1,500 Foot Broadcast Aerial Apparently Dies Under Threat of FAA Rejection

Remember the 1,500-foot broadcast town which was to bring McHenry County College $6 million?

McHenry County Blog broke the story March 1, 2008, that the MCC board was being approached by BMB Communications Management’s John Maguire to build a broadcast tower.

That was the meeting during which former MCC President Walt Packard to keep me from taking more pictures through the wire mesh safety windows of the board room. They wrapped the room in plastic.

The MCC Board also broke the Open Meetings Law by forcing taxpayers and media out of the building before it was over.
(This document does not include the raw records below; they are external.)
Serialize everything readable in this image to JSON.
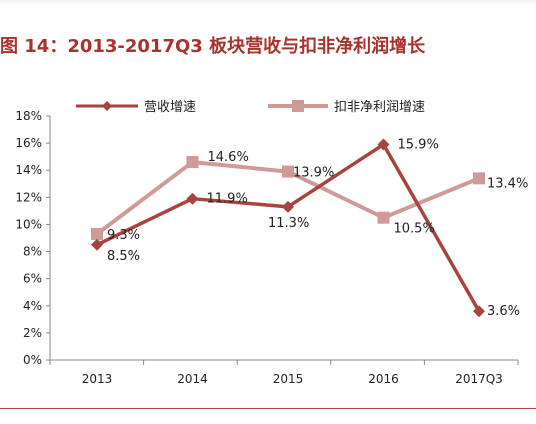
{
  "figure_title": "图 14：2013-2017Q3 板块营收与扣非净利润增长",
  "colors": {
    "title": "#a8322d",
    "revenue": "#a9433f",
    "profit": "#cf9a97",
    "axis": "#888888",
    "rule": "#b34a46"
  },
  "chart_data": {
    "type": "line",
    "title": "图 14：2013-2017Q3 板块营收与扣非净利润增长",
    "categories": [
      "2013",
      "2014",
      "2015",
      "2016",
      "2017Q3"
    ],
    "y_ticks": [
      "0%",
      "2%",
      "4%",
      "6%",
      "8%",
      "10%",
      "12%",
      "14%",
      "16%",
      "18%"
    ],
    "ylim": [
      0,
      18
    ],
    "grid": false,
    "legend_position": "top",
    "series": [
      {
        "name": "营收增速",
        "marker": "diamond",
        "values": [
          8.5,
          11.9,
          11.3,
          15.9,
          3.6
        ],
        "labels": [
          "8.5%",
          "11.9%",
          "11.3%",
          "15.9%",
          "3.6%"
        ]
      },
      {
        "name": "扣非净利润增速",
        "marker": "square",
        "values": [
          9.3,
          14.6,
          13.9,
          10.5,
          13.4
        ],
        "labels": [
          "9.3%",
          "14.6%",
          "13.9%",
          "10.5%",
          "13.4%"
        ]
      }
    ]
  }
}
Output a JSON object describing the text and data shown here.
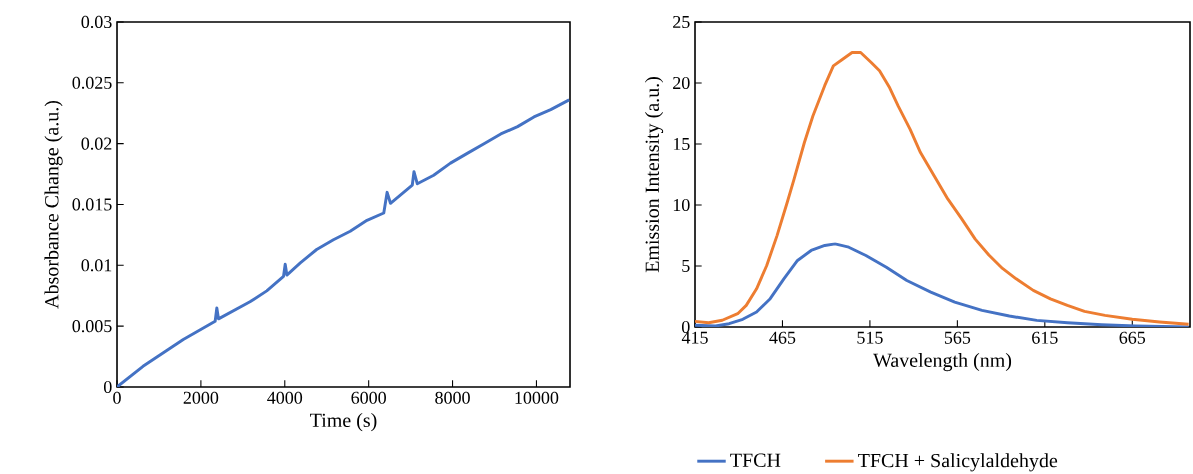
{
  "chart_data": [
    {
      "type": "line",
      "xlabel": "Time (s)",
      "ylabel": "Absorbance Change (a.u.)",
      "xlim": [
        0,
        10800
      ],
      "xticks": [
        0,
        2000,
        4000,
        6000,
        8000,
        10000
      ],
      "ylim": [
        0,
        0.03
      ],
      "yticks": [
        0,
        0.005,
        0.01,
        0.015,
        0.02,
        0.025,
        0.03
      ],
      "series": [
        {
          "color": "#4472c4",
          "x": [
            0,
            620,
            1580,
            2340,
            2380,
            2420,
            3170,
            3570,
            3970,
            4010,
            4050,
            4370,
            4760,
            5160,
            5560,
            5960,
            6360,
            6440,
            6520,
            7040,
            7080,
            7160,
            7550,
            7950,
            8350,
            8750,
            9150,
            9550,
            9940,
            10340,
            10780
          ],
          "values": [
            0,
            0.0017,
            0.0039,
            0.0054,
            0.0065,
            0.0056,
            0.007,
            0.0079,
            0.0091,
            0.0101,
            0.0092,
            0.0102,
            0.0113,
            0.0121,
            0.0128,
            0.0137,
            0.0143,
            0.016,
            0.0151,
            0.0166,
            0.0177,
            0.0167,
            0.0174,
            0.0184,
            0.0192,
            0.02,
            0.0208,
            0.0214,
            0.0222,
            0.0228,
            0.0236
          ]
        }
      ]
    },
    {
      "type": "line",
      "xlabel": "Wavelength (nm)",
      "ylabel": "Emission Intensity (a.u.)",
      "xlim": [
        415,
        698
      ],
      "xticks": [
        415,
        465,
        515,
        565,
        615,
        665
      ],
      "ylim": [
        0,
        25
      ],
      "yticks": [
        0,
        5,
        10,
        15,
        20,
        25
      ],
      "legend": "bottom",
      "series": [
        {
          "name": "TFCH",
          "color": "#4472c4",
          "x": [
            415,
            426.7,
            434.5,
            442.3,
            450.2,
            458,
            465.8,
            473.6,
            481.4,
            489.2,
            495.1,
            502.9,
            512.7,
            524.4,
            536.1,
            549.8,
            563.5,
            579.1,
            594.7,
            610.4,
            628,
            647.5,
            667,
            697.2
          ],
          "values": [
            0.14,
            0.08,
            0.27,
            0.63,
            1.23,
            2.32,
            3.95,
            5.45,
            6.27,
            6.68,
            6.81,
            6.54,
            5.86,
            4.9,
            3.81,
            2.86,
            2.04,
            1.36,
            0.9,
            0.54,
            0.35,
            0.19,
            0.08,
            0.0
          ]
        },
        {
          "name": "TFCH + Salicylaldehyde",
          "color": "#ed7d31",
          "x": [
            415,
            422.8,
            430.6,
            439.4,
            444.3,
            450.2,
            456,
            461.9,
            467.7,
            471.6,
            477.5,
            482.4,
            489.2,
            494.1,
            499,
            504.8,
            509.7,
            515.6,
            520.5,
            526.3,
            531.2,
            538,
            543.9,
            551.7,
            559.5,
            567.3,
            575.2,
            583,
            590.8,
            598.6,
            608.4,
            618.2,
            627.9,
            637.7,
            649.4,
            665,
            680.6,
            697.2
          ],
          "values": [
            0.46,
            0.35,
            0.55,
            1.09,
            1.77,
            3.13,
            5.04,
            7.49,
            10.2,
            12.1,
            15.1,
            17.3,
            19.8,
            21.4,
            21.9,
            22.5,
            22.5,
            21.7,
            21.0,
            19.6,
            18.1,
            16.2,
            14.3,
            12.4,
            10.5,
            8.9,
            7.2,
            5.9,
            4.8,
            3.95,
            3.0,
            2.3,
            1.77,
            1.28,
            0.95,
            0.63,
            0.41,
            0.22
          ]
        }
      ]
    }
  ]
}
Eleven months later (Feb. 2, 2008), BMB issued a press release announcing it wanted to build a 1,500-foot tower on college property, MCC would get $6 million for 3.6 acres, the release said. (Note, the college did not issue the press release; the company wanting to lease the land did.)

How high is 1,500 feet?

Taller that the Sears, oops, Willis Tower, which tops out at 1,450 feet. You can see the height of the Eiffel Tower and the existing 300-foot FM aerial superimposed above on Chicago’s skyline.

Tonight at the MCC board meeting, after suggesting the board might want to go into secret session to discuss real estate, the board, in open meeting, heard that local BMB attorney Tom Zanck had called with regard to that broadcast tower.

Zanck conveyed the information that BMB’s tower experts had determined that the FAA would likely not approve of what BMB had proposed.

Similar information has reached my ears from local pilots.

“It is likely, according to their experts, that the FAA would not approve the tower as proposed.”

The attorney said the board could use due diligence to ask BMB’s experts to provide greater clarification.

“If you do nothing, Zanck can exercise (a clause to get out of the deal.”

“We knew going into this (was unlikely to be approved),” board member Barbara Walter said. “There is no sense in going on. I’d just let them out.”

When she added,

“We enjoyed every moment of it,”

she drew laughter in the room.

“Let them do their thing and let them out of it,” Board President George Lowe added.

Later in the hall, Lowe said that the tower he had seen in Oklahoma had three television broadcast towers. Previously, Maguire had only talked about one.